A relationship between $\log(5) \approx 1.6094$ and $\dfrac{3}{2}=1.5$ can be justified by the harmonic approximation $$\log(5) \approx H_2=1+\frac{1}{2}=\frac{3}{2}$$
that can be obtained by regrouping Lehmer's logarithm
$$\log(5) = \sum_{k=0}^\infty \left(\frac{1}{5k+1}+\frac{1}{5k+2}+\frac{1}{5k+3}+\frac{1}{5k+4}-\frac{4}{5k+5}\right)$$
symmetrically around the negative term
$$\log(5)=\frac{3}{2}+\sum_{k=1}^\infty \left( \frac{1}{5k-2}+\frac{1}{5k-1}-\frac{4}{5k}+\frac{1}{5k+1}+\frac{1}{5k+2} \right)$$
The corresponding integral is $$\log(5)-\frac{3}{2}=\int_0^1 \frac{x^2(1-x)(1+3x+x^2)}{1+x+x^2+x^3+x^4}\:dx$$
(answer https://math.stackexchange.com/a/1656356/134791 by Olivier Oloa)

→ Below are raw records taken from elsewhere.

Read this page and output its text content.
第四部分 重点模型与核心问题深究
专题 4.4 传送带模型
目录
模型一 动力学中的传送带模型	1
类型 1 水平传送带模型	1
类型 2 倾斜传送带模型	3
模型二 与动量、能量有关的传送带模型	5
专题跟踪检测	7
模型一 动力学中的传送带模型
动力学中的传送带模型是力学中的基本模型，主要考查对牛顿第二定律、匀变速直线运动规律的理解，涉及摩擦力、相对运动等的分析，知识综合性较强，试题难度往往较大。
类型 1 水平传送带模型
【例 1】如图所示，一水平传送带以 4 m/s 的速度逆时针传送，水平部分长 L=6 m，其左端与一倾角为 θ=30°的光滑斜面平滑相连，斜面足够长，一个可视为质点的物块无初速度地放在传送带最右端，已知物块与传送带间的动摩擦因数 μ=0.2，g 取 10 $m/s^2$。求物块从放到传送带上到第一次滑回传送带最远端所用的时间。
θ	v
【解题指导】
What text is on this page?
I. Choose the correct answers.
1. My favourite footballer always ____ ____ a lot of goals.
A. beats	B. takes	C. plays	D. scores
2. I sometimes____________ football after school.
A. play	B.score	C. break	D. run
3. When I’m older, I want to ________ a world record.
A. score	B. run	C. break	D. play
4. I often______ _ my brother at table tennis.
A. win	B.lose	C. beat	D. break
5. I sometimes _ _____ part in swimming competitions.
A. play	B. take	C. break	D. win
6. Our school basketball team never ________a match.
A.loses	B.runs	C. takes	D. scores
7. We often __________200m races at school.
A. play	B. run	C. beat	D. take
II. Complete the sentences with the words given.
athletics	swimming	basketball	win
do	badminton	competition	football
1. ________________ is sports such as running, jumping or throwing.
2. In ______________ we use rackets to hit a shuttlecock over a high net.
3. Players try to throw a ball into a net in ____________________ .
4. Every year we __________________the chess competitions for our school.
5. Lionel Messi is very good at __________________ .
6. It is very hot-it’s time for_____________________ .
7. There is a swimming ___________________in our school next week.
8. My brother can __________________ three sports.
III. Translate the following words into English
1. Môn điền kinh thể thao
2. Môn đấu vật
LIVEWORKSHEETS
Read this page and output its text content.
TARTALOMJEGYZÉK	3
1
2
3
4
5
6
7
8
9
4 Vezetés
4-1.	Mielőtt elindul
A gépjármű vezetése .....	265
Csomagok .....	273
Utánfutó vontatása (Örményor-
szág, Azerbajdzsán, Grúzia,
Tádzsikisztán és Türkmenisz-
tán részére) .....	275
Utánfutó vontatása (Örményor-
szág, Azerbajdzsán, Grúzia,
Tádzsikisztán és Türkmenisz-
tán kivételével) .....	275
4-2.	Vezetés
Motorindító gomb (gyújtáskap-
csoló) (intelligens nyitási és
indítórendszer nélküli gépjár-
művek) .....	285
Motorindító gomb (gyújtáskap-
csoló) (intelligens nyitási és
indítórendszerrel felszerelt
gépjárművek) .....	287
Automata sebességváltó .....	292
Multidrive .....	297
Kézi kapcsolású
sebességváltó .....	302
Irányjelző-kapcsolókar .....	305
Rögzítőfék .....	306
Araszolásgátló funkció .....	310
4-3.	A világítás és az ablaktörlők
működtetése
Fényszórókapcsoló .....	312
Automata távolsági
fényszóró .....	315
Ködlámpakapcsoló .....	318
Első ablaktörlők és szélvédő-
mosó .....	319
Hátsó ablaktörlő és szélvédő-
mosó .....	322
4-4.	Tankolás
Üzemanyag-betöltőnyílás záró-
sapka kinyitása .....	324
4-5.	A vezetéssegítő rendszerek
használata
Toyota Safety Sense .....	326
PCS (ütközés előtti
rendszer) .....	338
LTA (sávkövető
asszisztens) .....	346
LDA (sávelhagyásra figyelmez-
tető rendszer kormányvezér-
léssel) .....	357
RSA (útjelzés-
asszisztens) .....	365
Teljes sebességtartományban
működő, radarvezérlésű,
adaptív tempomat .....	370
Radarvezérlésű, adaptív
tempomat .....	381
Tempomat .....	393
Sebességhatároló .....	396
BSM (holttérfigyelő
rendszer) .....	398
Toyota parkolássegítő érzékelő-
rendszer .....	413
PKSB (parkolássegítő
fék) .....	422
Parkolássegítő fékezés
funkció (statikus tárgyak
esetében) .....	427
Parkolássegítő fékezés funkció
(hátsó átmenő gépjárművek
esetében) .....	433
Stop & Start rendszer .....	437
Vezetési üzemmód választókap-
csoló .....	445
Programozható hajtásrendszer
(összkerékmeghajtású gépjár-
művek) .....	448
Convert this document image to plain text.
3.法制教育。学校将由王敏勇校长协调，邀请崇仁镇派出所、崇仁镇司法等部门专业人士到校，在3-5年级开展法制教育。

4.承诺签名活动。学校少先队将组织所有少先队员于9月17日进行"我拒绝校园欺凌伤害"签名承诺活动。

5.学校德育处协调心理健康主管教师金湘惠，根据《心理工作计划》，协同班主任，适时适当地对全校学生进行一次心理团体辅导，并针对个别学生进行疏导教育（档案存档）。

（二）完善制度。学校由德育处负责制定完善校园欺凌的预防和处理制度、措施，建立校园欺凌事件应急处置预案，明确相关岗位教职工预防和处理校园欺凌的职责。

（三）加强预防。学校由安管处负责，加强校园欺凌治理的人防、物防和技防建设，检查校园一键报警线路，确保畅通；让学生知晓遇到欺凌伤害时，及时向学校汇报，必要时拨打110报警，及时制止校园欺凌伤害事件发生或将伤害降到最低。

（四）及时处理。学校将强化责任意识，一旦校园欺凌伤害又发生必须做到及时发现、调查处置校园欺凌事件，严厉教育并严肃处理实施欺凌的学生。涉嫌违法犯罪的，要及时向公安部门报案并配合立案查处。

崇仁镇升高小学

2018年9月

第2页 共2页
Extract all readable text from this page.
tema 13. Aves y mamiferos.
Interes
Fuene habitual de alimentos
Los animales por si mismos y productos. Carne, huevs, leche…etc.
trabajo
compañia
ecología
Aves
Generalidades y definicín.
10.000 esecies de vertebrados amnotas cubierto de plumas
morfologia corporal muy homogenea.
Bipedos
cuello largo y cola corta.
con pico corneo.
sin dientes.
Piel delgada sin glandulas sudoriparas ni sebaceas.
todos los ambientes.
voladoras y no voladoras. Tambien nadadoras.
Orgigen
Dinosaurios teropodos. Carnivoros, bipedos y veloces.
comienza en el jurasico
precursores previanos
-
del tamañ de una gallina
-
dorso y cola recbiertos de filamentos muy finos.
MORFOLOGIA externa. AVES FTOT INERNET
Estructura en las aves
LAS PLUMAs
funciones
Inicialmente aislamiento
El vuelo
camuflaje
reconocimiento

This is a direct proof that $\log(5)>\dfrac{3}{2}$ because the integrand is non-negative in $(0,1)$.
However, $\dfrac{8}{5}=1.6$ would be a closer approximation using small numbers, so the natural question is:
What are Dalzell-type integral and series for $\log(5)-\dfrac{8}{5}$?
Here is an initial solution.
Take two truncations of the series $$\sum_{k=1}^\infty \left(\frac{1}{5k-2}+\frac{1}{5k-1}-\frac{4}{5k}+\frac{1}{5k+1}+\frac{1}{5k+2}\right)$$
that evaluate to $\log(5)-r_1$ and $\log(5)-r_2$ such that
$$r_1<\frac{8}{5}<r_2$$
and build a linear combination of the truncations
$$\alpha r_1+(1-\alpha)r_2=\frac{8}{5}$$
with $0<\alpha<1$.
Because of linearity, the resulting series will have positive terms by construction (when combined properly) and the corresponding integral has positive integrand.
An acceptable solution should have smaller degree in the numerator.